Our deployment systems were designed for a world where writing code was the bottleneck. They weren’t designed for a world where we have 3x the code volume flowing through our pipelines.
Our CI/CD infrastructure can handle maybe 10 deployments per day. AI wants to push 50. Our test suites take 45 minutes to run. Our deployment approval processes are still manual. Our observability tools weren’t scaled for this volume of changes.
The Human Cost
Here’s the statistic that keeps me up at night: 96% of very frequent AI coding users report being required to work evenings or weekends multiple times per month due to release-related work. Compare that to 66% of occasional users.

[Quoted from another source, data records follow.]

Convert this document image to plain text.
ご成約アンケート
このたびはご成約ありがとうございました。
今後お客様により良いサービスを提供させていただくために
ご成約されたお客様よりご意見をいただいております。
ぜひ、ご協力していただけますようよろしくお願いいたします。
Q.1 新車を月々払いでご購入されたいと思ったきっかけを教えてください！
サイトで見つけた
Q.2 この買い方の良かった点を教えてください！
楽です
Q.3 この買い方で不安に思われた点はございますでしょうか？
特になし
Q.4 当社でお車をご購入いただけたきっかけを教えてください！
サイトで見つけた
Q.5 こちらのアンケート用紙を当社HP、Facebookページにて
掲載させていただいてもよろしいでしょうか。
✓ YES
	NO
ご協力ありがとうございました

We’ve traded writing code during business hours for reviewing code, fixing broken deployments, and firefighting production issues on weekends. Developers report spending 36% of their time on repetitive manual tasks—chasing tickets, rerunning failed jobs, copy-paste configuration, human approvals.
This isn’t sustainable. We’re burning people out.
The Path Forward
The teams that are succeeding aren’t just measuring commits—they’re investing in the entire delivery lifecycle with the same urgency they invested in AI tools:
- Modernizing CI/CD infrastructure to match the new velocity
- Creating dedicated release engineering teams to own the deployment pipeline
- Implementing comprehensive automated testing at every layer
- Building observability into everything to catch issues earlier
- Establishing clear SLAs on review time so PRs don’t pile up indefinitely
- Shifting metrics from activity to outcomes—cycle time, deployment frequency, customer value delivered
Top performers treat validation as a first-class engineering investment, not an afterthought.

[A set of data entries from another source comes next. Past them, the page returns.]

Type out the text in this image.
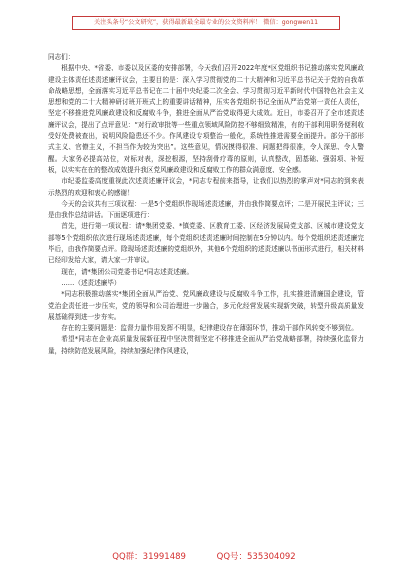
关注头条号“公文研究”，获得最新最全最专业的公文资料库！ 微信：gongwen11

同志们：

根据中央、*省委、市委以及区委的安排部署，今天我们召开2022年度*区党组织书记推动落实党风廉政建设主体责任述责述廉评议会，主要目的是：深入学习贯彻党的二十大精神和习近平总书记关于党的自我革命战略思想，全面落实习近平总书记在二十届中央纪委二次全会、学习贯彻习近平新时代中国特色社会主义思想和党的二十大精神研讨班开班式上的重要讲话精神，压实各党组织书记全面从严治党第一责任人责任，坚定不移推进党风廉政建设和反腐败斗争，推进全面从严治党取得更大成效。近日，市委召开了全市述责述廉评议会，提出了点评意见：“对行政审批等一些重点领域风险防控不够细致精准，有的干部利用职务便利收受好处费被查出，说明风险隐患还不少。作风建设专项整治一般化，系统性推进需要全面提升。部分干部形式主义、官僚主义，不担当作为较为突出”。这些意见，情况摸得很准、问题把得很准，令人深思、令人警醒。大家务必提高站位，对标对表，深挖根源，坚持刮骨疗毒的原则，认真整改，固基础、强弱项、补短板，以实实在在的整改成效提升我区党风廉政建设和反腐败工作的群众满意度、安全感。

市纪委监委高度重视此次述责述廉评议会，*同志专程前来指导，让我们以热烈的掌声对*同志的到来表示热烈的欢迎和衷心的感谢！

今天的会议共有三项议程：一是5个党组织作现场述责述廉，并由我作简要点评；二是开展民主评议；三是由我作总结讲话。下面逐项进行：

首先，进行第一项议程：请*集团党委、*镇党委、区教育工委、区经济发展局党支部、区城市建设党支部等5个党组织依次进行现场述责述廉，每个党组织述责述廉时间控制在5分钟以内。每个党组织述责述廉完毕后，由我作简要点评。除现场述责述廉的党组织外，其他6个党组织的述责述廉以书面形式进行，相关材料已经印发给大家，请大家一并审议。

现在，请*集团公司党委书记*同志述责述廉。

……（述责述廉毕）

*同志积极推动落实*集团全面从严治党、党风廉政建设与反腐败斗争工作，扎实推进清廉国企建设，管党治企责任进一步压实，党的领导和公司治理进一步融合，多元化经营发展实现新突破，转型升级高质量发展基础得到进一步夯实。

存在的主要问题是：监督力量作用发挥不明显，纪律建设存在薄弱环节，推动干部作风转变不够到位。

希望*同志在企业高质量发展新征程中坚决贯彻坚定不移推进全面从严治党战略部署，持续强化监督力量，持续防范发展风险，持续加强纪律作风建设，

QQ群：31991489	QQ号：535304092
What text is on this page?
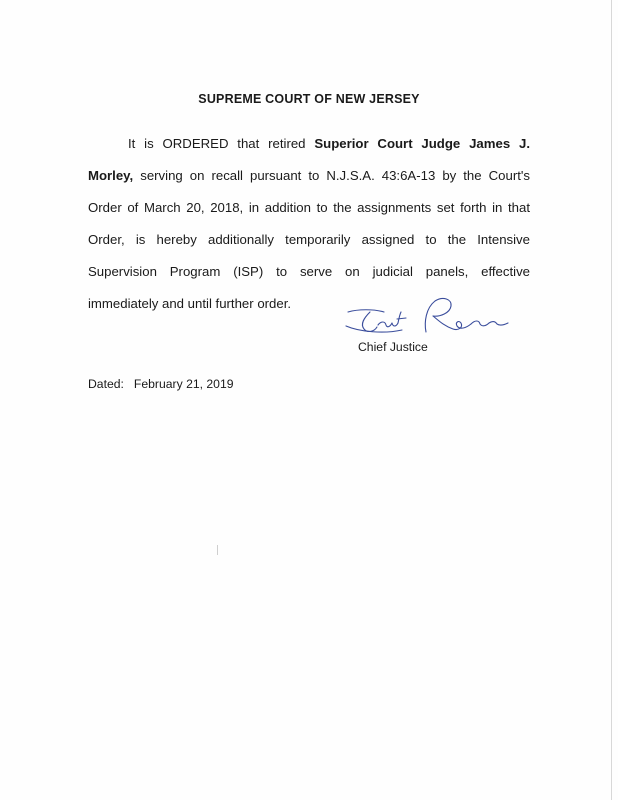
SUPREME COURT OF NEW JERSEY

It is ORDERED that retired Superior Court Judge James J. Morley, serving on recall pursuant to N.J.S.A. 43:6A-13 by the Court's Order of March 20, 2018, in addition to the assignments set forth in that Order, is hereby additionally temporarily assigned to the Intensive Supervision Program (ISP) to serve on judicial panels, effective immediately and until further order.

Chief Justice
Dated: February 21, 2019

Questions for the Community
I’m curious about your experiences:
-
Has anyone successfully modernized their delivery pipeline to match AI coding velocity? What did you invest in? What worked and what didn’t?
-
What metrics are you actually tracking to measure customer value delivery instead of just engineering activity?
-
How are you balancing the speed benefits of AI with the increased supervision and validation it requires? Have you changed your team structure or processes?
-
What are you doing to prevent developer burnout when the new bottleneck is human review and validation?
The conversation has to shift from “whether to adopt AI” to “how to build systems that can actually deliver the value AI makes possible.” We’re generating more code than ever, but if it’s not reaching customers, we’re just creating expensive inventory.
What are you seeing in your organizations?